From 549ebeac998a0f81d0b2a99191db84e153dcc582 Mon Sep 17 00:00:00 2001
From: Shlok Kyal <shlok.kyal.oss@gmail.com>
Date: Fri, 24 Nov 2023 16:37:14 +0530
Subject: [PATCH v1] Deadlock when apply worker,tablesync worker and client
 backend run parallelly.

Apply worker holds a lock on the table pg_subscription_rel and waits for
notification from the tablesync workers where the relation is synced, which
happens through updating the pg_subscription_rel row. And that wait happens in
wait_for_relation_state_change, which simply checks the row in a loop, with a
sleep by WaitLatch(). Unfortunately, the tablesync workers can't update the row
because the client backend executing ALTER SUBSCRIPTION ... REFRESH PUBLICATION
sneaked in, and waits for an AccessExclusiveLock. So the tablesync workers are
stuck in the queue and can't proceed.

The client backend is waiting for a lock held by the apply worker. The tablesync
workers can't proceed because their lock request is stuck behind the
AccessExclusiveLock request. And the apply worker is waiting for status update
from the tablesync workers. And the deadlock is undetected, because the apply
worker is not waiting on a lock, but sleeping on a latch.

We have resolved the issue by releasing the lock by commiting the transaction
before the apply worker goes to wait state.
---
 src/backend/replication/logical/tablesync.c | 19 ++++++++++++++++---
 1 file changed, 16 insertions(+), 3 deletions(-)

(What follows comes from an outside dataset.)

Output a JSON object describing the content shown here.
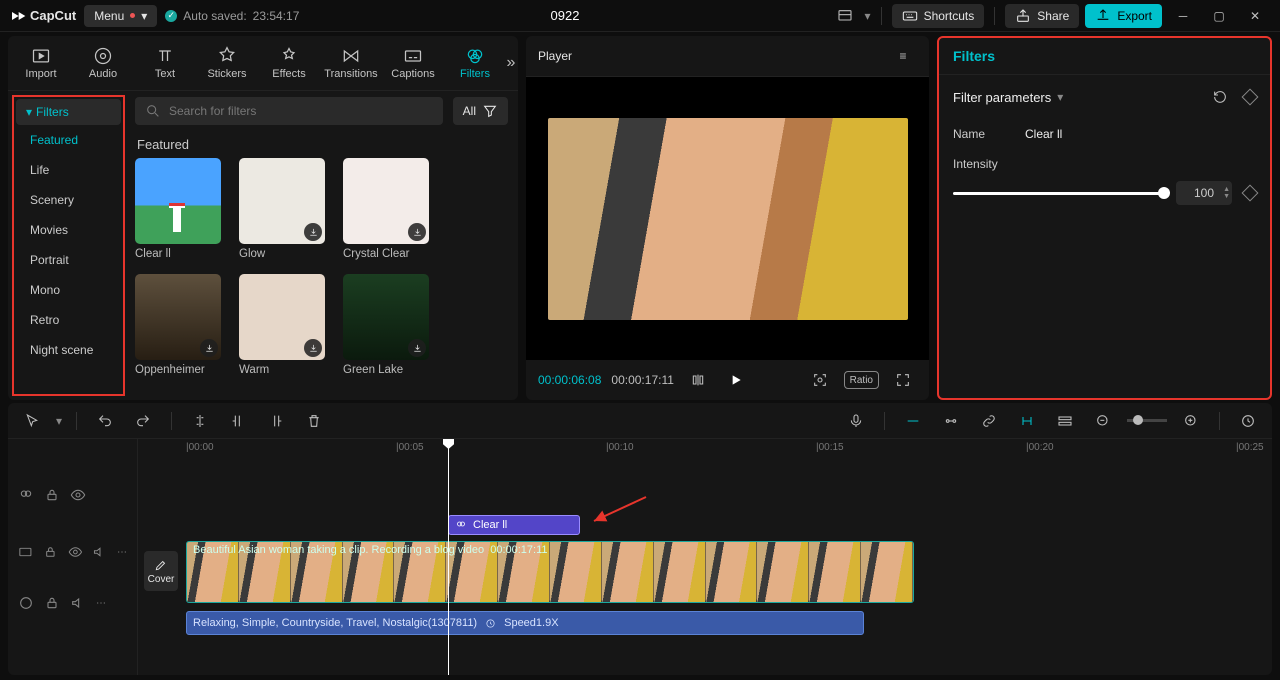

diff --git a/src/backend/replication/logical/tablesync.c b/src/backend/replication/logical/tablesync.c
index df3c42eb5d..e2b3ce64cb 100644
--- a/src/backend/replication/logical/tablesync.c
+++ b/src/backend/replication/logical/tablesync.c
@@ -542,15 +542,28 @@ process_syncing_tables_for_apply(XLogRecPtr current_lsn)
 					LWLockRelease(LogicalRepWorkerLock);
 
 					/*
-					 * Enter busy loop and wait for synchronization worker to
-					 * reach expected state (or die trying).
+					 * If we have a transaction, we must commit it to release
+					 * any locks we have (it's quite likely we hold lock on
+					 * pg_replication_origin, which the sync worker will need
+					 * to update).  Then start a new transaction so we can
+					 * examine catalog state.
 					 */
-					if (!started_tx)
+					if (started_tx)
+					{
+						CommitTransactionCommand();
+						pgstat_report_stat(false);
+						StartTransactionCommand();
+					}
+					else
 					{
 						StartTransactionCommand();
 						started_tx = true;
 					}
 
+					/*
+					 * Enter busy loop and wait for synchronization worker to
+					 * reach expected state (or die trying).
+					 */
 					wait_for_relation_state_change(rstate->relid,
 												   SUBREL_STATE_SYNCDONE);
 				}
-- 
2.34.1